In a recent article published in The Times, Giles Coren shared his fraught journey from atheism towards embracing religious practices –albeit in the Christian tradition, despite his Jewish roots. I feel compelled to address a few points where his portrayal of Judaism, as he experienced it, diverges significantly from the rich, compassionate, and enduring faith tradition and practice that has sustained the Jewish people through millennia.

Giles’ experience growing up in a household with atheistic leanings yet culturally Jewish highlights a critical challenge within our community: the transmission of a meaningful Jewish identity to the next generation. It is a clarion call to our community to ensure that our children are not only Jewish by birth but also engaged with Judaism through faith, practice, and learning. The essential Jewish principle of mesora – “delivering” charges us not just to let tradition fall to our children, but to actively entrust them with it.

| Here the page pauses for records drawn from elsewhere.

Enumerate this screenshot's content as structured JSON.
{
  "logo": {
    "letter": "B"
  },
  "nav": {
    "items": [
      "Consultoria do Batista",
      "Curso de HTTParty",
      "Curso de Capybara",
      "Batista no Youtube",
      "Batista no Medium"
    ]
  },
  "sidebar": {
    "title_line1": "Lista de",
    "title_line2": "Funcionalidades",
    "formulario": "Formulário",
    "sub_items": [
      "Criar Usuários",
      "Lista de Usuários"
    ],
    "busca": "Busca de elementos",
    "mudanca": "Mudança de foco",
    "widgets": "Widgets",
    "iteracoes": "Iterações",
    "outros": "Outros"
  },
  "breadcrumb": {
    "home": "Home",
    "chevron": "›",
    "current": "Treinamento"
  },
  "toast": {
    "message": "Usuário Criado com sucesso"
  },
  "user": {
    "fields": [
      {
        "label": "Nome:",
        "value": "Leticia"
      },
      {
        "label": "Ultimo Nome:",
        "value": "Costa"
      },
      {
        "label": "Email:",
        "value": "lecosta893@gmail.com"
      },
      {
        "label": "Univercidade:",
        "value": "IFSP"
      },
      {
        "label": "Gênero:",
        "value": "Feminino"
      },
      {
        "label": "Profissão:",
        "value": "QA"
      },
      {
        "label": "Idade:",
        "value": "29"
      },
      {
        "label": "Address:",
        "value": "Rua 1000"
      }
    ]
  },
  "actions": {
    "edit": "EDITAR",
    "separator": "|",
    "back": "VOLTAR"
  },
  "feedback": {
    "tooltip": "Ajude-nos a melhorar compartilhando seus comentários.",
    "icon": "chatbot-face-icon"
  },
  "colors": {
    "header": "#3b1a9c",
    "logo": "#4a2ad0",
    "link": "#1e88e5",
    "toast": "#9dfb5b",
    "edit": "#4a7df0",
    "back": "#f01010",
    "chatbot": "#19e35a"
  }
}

It is our responsibility to pass down faithfully the full beauty of the tradition to successive generations in ways that they can understand and receive. And that we must work hard at communicating it to them in a way that they love and cherish.

His description of the Jewish God as "brooding, vengeful, unforgiving" is a common misunderstanding of the Judaic concept of the Divine. It is an old trope with a long history in the Christian church. The truth is that Jewish theology embraces a God who is, above all, merciful and loving. The attributes of God, as understood in Jewish thought, include compassion, grace, and slow to anger, which are repeatedly emphasised in our liturgies and scriptures. It's essential to recognise that any portrayal of God that leans excessively toward judgment or wrath is incomplete without the counterbalancing qualities of mercy and redemption that are core to Jewish teachings.

Giles’ personal reflections remind us that we are wrong to believe that our children do not need spiritual and religious teachings. The void that he says he was left with is real and not at all uncommon. Judaism was designed to make sure that our children were faithfully bequeathed the fullness of their tradition—to fill that potential void. We rob them when we don’t faithfully transmit it to them.